6.             Regulation D Offering/Legal Opinion.  The offer and issuance of the Securities to the Subscribers is being made pursuant to the exemption from the registration provisions of the 1933 Act afforded by Section 4(2) or Section 4(6) of the 1933 Act and/or Rule 506 of Regulation D promulgated thereunder.   The Company will provide, at the Company’s expense, to the Subscribers, such legal opinions as are reasonably necessary in each Subscriber’s opinion for the issuance and resale of the Securities pursuant to an effective registration statement, Rule 144 under the 1933 Act or an exemption from registration at the time of disposition of the Securities, provided the sale of such Securities qualifies for such exemption or is covered by a Registration Statement.
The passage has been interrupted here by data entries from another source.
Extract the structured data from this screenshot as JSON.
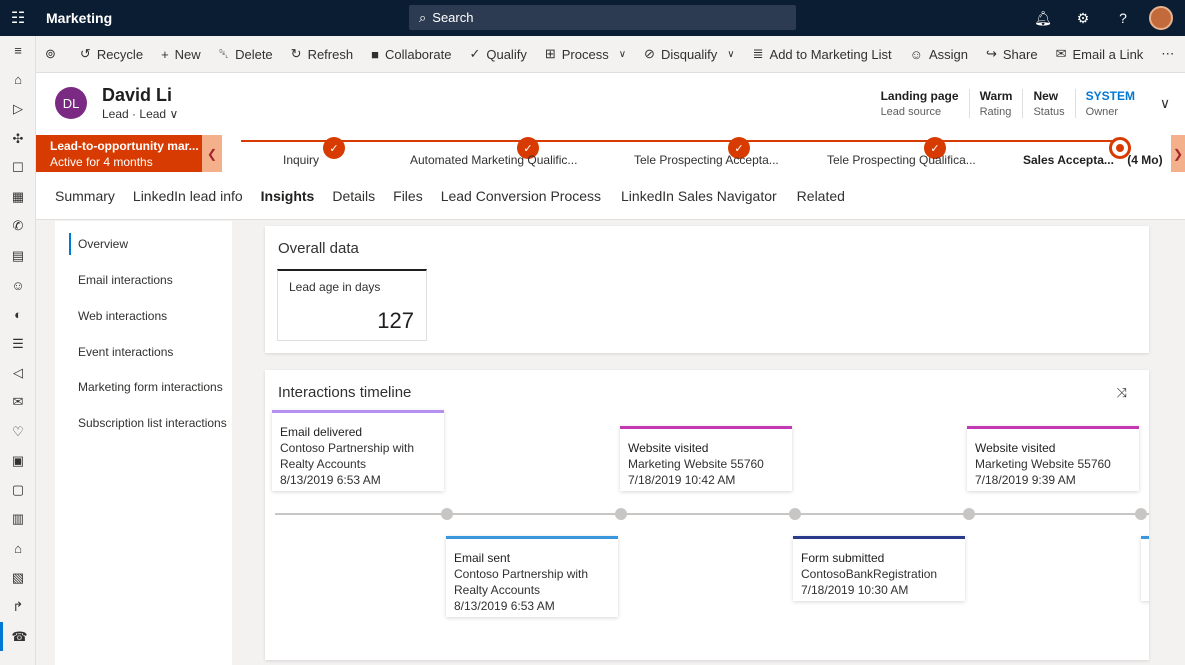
{
  "app": {
    "name": "Marketing"
  },
  "search": {
    "placeholder": "Search"
  },
  "top_icons": [
    "bell-icon",
    "gear-icon",
    "help-icon",
    "user-avatar"
  ],
  "commands": [
    {
      "label": "Recycle",
      "icon": "recycle-icon"
    },
    {
      "label": "New",
      "icon": "plus-icon"
    },
    {
      "label": "Delete",
      "icon": "trash-icon"
    },
    {
      "label": "Refresh",
      "icon": "refresh-icon"
    },
    {
      "label": "Collaborate",
      "icon": "teams-icon"
    },
    {
      "label": "Qualify",
      "icon": "qualify-icon"
    },
    {
      "label": "Process",
      "icon": "process-icon"
    },
    {
      "label": "Disqualify",
      "icon": "disqualify-icon"
    },
    {
      "label": "Add to Marketing List",
      "icon": "list-add-icon"
    },
    {
      "label": "Assign",
      "icon": "assign-icon"
    },
    {
      "label": "Share",
      "icon": "share-icon"
    },
    {
      "label": "Email a Link",
      "icon": "email-link-icon"
    }
  ],
  "record": {
    "initials": "DL",
    "name": "David Li",
    "entity": "Lead",
    "form": "Lead",
    "separator": "·",
    "fields": [
      {
        "value": "Landing page",
        "label": "Lead source"
      },
      {
        "value": "Warm",
        "label": "Rating"
      },
      {
        "value": "New",
        "label": "Status"
      },
      {
        "value": "SYSTEM",
        "label": "Owner"
      }
    ]
  },
  "bpf": {
    "title": "Lead-to-opportunity mar...",
    "subtitle": "Active for 4 months",
    "stages": [
      {
        "label": "Inquiry"
      },
      {
        "label": "Automated Marketing Qualific..."
      },
      {
        "label": "Tele Prospecting Accepta..."
      },
      {
        "label": "Tele Prospecting Qualifica..."
      },
      {
        "label": "Sales Accepta...",
        "duration": "(4 Mo)"
      }
    ]
  },
  "tabs": [
    "Summary",
    "LinkedIn lead info",
    "Insights",
    "Details",
    "Files",
    "Lead Conversion Process",
    "LinkedIn Sales Navigator",
    "Related"
  ],
  "side_menu": [
    "Overview",
    "Email interactions",
    "Web interactions",
    "Event interactions",
    "Marketing form interactions",
    "Subscription list interactions"
  ],
  "overall": {
    "title": "Overall data",
    "kpi_label": "Lead age in days",
    "kpi_value": "127"
  },
  "timeline": {
    "title": "Interactions timeline",
    "items": [
      {
        "type": "Email delivered",
        "lines": [
          "Contoso Partnership with",
          "Realty Accounts"
        ],
        "date": "8/13/2019 6:53 AM",
        "color": "#b491f0"
      },
      {
        "type": "Email sent",
        "lines": [
          "Contoso Partnership with",
          "Realty Accounts"
        ],
        "date": "8/13/2019 6:53 AM",
        "color": "#3a96dd"
      },
      {
        "type": "Website visited",
        "lines": [
          "Marketing Website 55760"
        ],
        "date": "7/18/2019 10:42 AM",
        "color": "#c239b3"
      },
      {
        "type": "Form submitted",
        "lines": [
          "ContosoBankRegistration"
        ],
        "date": "7/18/2019 10:30 AM",
        "color": "#2b3a8c"
      },
      {
        "type": "Website visited",
        "lines": [
          "Marketing Website 55760"
        ],
        "date": "7/18/2019 9:39 AM",
        "color": "#c239b3"
      }
    ]
  }
}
7.1.           Conversion of Notes.

(a)           Upon the conversion of a Note or part thereof, the Company shall, at its own cost and expense, take all necessary action, including obtaining and delivering an opinion of counsel to assure that the Company’s transfer agent shall issue stock certificates in the name of a Subscriber (or its permitted nominee) or such other persons as designated by Subscriber and in such denominations to be specified at conversion representing the number of shares of Common Stock issuable upon such conversion.  The Company warrants that no instructions other than these instructions have been or will be given to the transfer agent of the Company’s Common Stock and that the certificates representing such shares shall contain no legend other than the legend set forth in Section 4(h).  If and when a Subscriber sells the Conversion Shares, assuming (i) a registration statement including such Conversion Shares for registration has been filed with the Commission, is effective and the prospectus, as supplemented or amended, contained therein is current and (ii) Subscriber or its agent confirms in writing to the transfer agent that Subscriber has complied with the prospectus delivery requirements, the Company will reissue the Conversion Shares without restrictive legend and the Conversion Shares will be free-trading, and freely transferable.  In the event that the Conversion Shares are sold in a manner that complies with an exemption from registration, the Company will promptly instruct its counsel to issue to the transfer agent an opinion permitting removal of the legend, provided that Subscriber delivers reasonably requested representations in support of such opinion.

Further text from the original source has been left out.